Piers Morgan takes final shot on guns
On Aug. 29, CNN host Piers Morgan signed off from his job at the network with a parting blast at gunowners, who likely helped oust him from his job by turning his interview off. Poor ratings felled Morgan, although some reports suggested he declined to take a short-term pact with the network, offered after his show was officially cancelled. Morgan’s final words, as posted on CNN’s website, but edited selectively by TGM, are in traditional form.
After a lengthy reprise of all the mass shooting incidents of recent years, Morgan began.
“I have lived and worked in America for much of the past decade, and it is a magnificent country. A land of true opportunity that affords anyone, even British chancers like me, the opportunity to live the American dream. The vast majority of Americans I have met are decent, hard-working, thoroughly dependable people. As my brother, a British Army colonel, says, ‘You’d always want an American next to you in a trench when the going gets tough.’
“But that’s where guns belong – on a military battlefield, in the hands of highly trained men and women fighting for democracy and freedom. Not in the hands of civilians. The scourge of gun violence is a disease that now infects every aspect of American life.

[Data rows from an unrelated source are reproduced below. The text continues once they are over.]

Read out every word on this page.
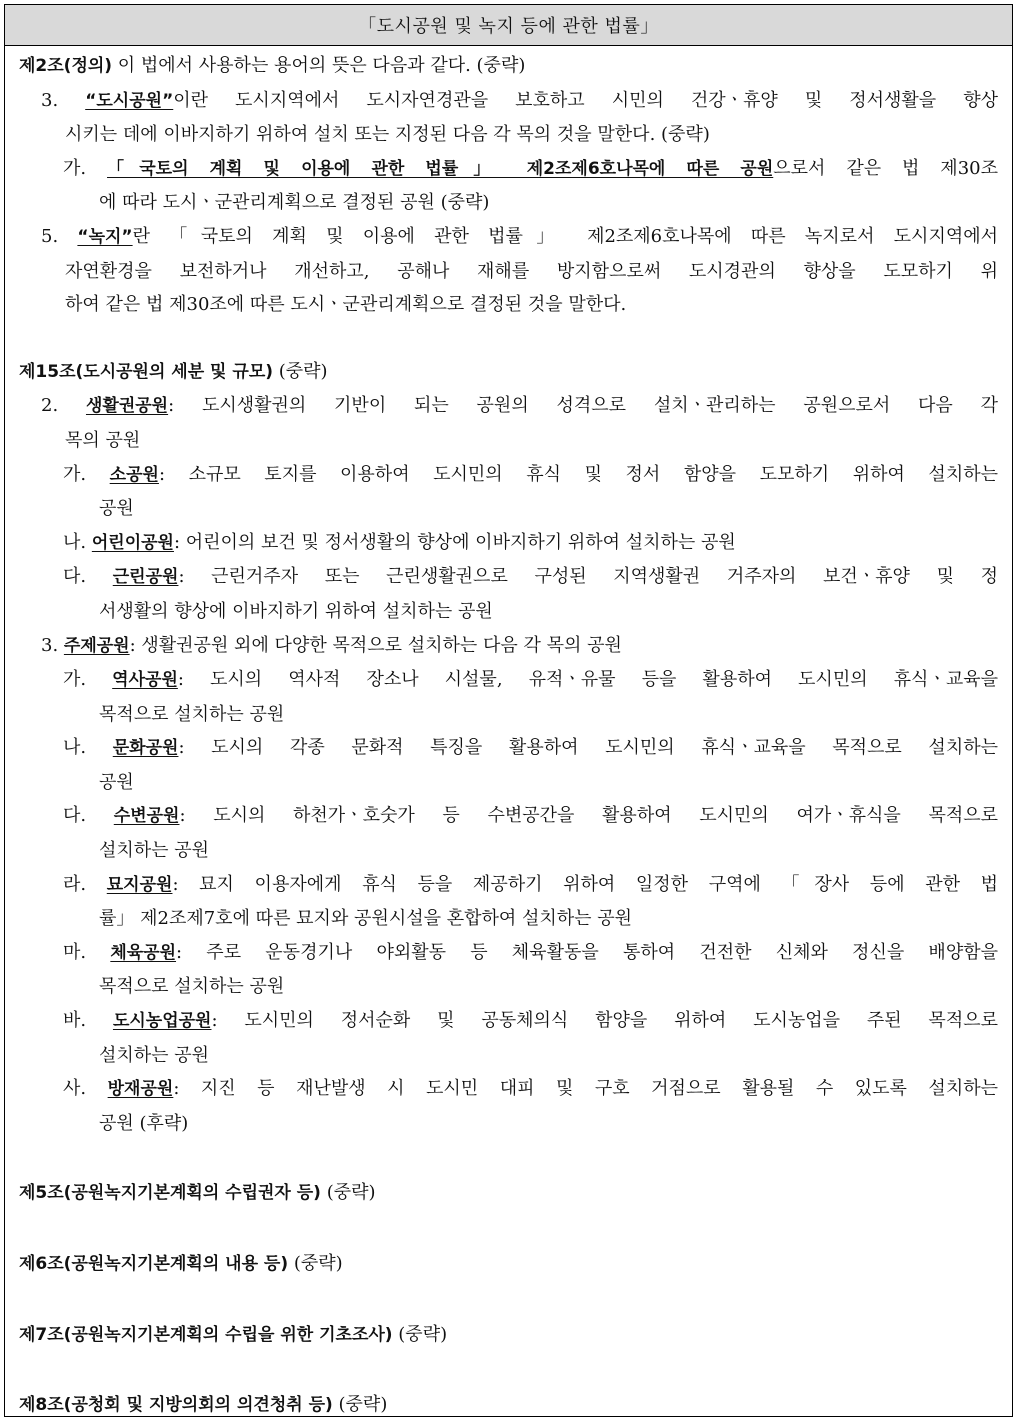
「도시공원 및 녹지 등에 관한 법률」
제2조(정의) 이 법에서 사용하는 용어의 뜻은 다음과 같다. (중략)
3. “도시공원”이란 도시지역에서 도시자연경관을 보호하고 시민의 건강ㆍ휴양 및 정서생활을 향상
시키는 데에 이바지하기 위하여 설치 또는 지정된 다음 각 목의 것을 말한다. (중략)
가. 「국토의 계획 및 이용에 관한 법률」 제2조제6호나목에 따른 공원으로서 같은 법 제30조
에 따라 도시ㆍ군관리계획으로 결정된 공원 (중략)
5. “녹지”란 「국토의 계획 및 이용에 관한 법률」 제2조제6호나목에 따른 녹지로서 도시지역에서
자연환경을 보전하거나 개선하고, 공해나 재해를 방지함으로써 도시경관의 향상을 도모하기 위
하여 같은 법 제30조에 따른 도시ㆍ군관리계획으로 결정된 것을 말한다.
제15조(도시공원의 세분 및 규모) (중략)
2. 생활권공원: 도시생활권의 기반이 되는 공원의 성격으로 설치ㆍ관리하는 공원으로서 다음 각
목의 공원
가. 소공원: 소규모 토지를 이용하여 도시민의 휴식 및 정서 함양을 도모하기 위하여 설치하는
공원
나. 어린이공원: 어린이의 보건 및 정서생활의 향상에 이바지하기 위하여 설치하는 공원
다. 근린공원: 근린거주자 또는 근린생활권으로 구성된 지역생활권 거주자의 보건ㆍ휴양 및 정
서생활의 향상에 이바지하기 위하여 설치하는 공원
3. 주제공원: 생활권공원 외에 다양한 목적으로 설치하는 다음 각 목의 공원
가. 역사공원: 도시의 역사적 장소나 시설물, 유적ㆍ유물 등을 활용하여 도시민의 휴식ㆍ교육을
목적으로 설치하는 공원
나. 문화공원: 도시의 각종 문화적 특징을 활용하여 도시민의 휴식ㆍ교육을 목적으로 설치하는
공원
다. 수변공원: 도시의 하천가ㆍ호숫가 등 수변공간을 활용하여 도시민의 여가ㆍ휴식을 목적으로
설치하는 공원
라. 묘지공원: 묘지 이용자에게 휴식 등을 제공하기 위하여 일정한 구역에 「장사 등에 관한 법
률」 제2조제7호에 따른 묘지와 공원시설을 혼합하여 설치하는 공원
마. 체육공원: 주로 운동경기나 야외활동 등 체육활동을 통하여 건전한 신체와 정신을 배양함을
목적으로 설치하는 공원
바. 도시농업공원: 도시민의 정서순화 및 공동체의식 함양을 위하여 도시농업을 주된 목적으로
설치하는 공원
사. 방재공원: 지진 등 재난발생 시 도시민 대피 및 구호 거점으로 활용될 수 있도록 설치하는
공원 (후략)
제5조(공원녹지기본계획의 수립권자 등) (중략)
제6조(공원녹지기본계획의 내용 등) (중략)
제7조(공원녹지기본계획의 수립을 위한 기초조사) (중략)
제8조(공청회 및 지방의회의 의견청취 등) (중략)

“As Sir Winston Churchill said: ‘If you have an important point to make, don’t try to be subtle or clever. Use a pile driver. Hit the point once. Then come back and hit it again. Then hit it a third time—a tremendous whack.’
“My point is simple: more guns doesn’t mean less crime as the NRA repeatedly says. It means more gun violence, death and profits for the gun manufacturers. And to those who claim my gun control campaigning has been “anti-American”, the reverse is true. I am so pro-American that I want more of you to stay alive.
“But I’ve made my point. I’ve given it a tremendous whack. Now it’s down to you. It’s your country; these are your gun laws. And the senseless slaughter will only end when enough Americans stand together and cry: Enough.”
Apparently, that’s the way cable news shows end, too.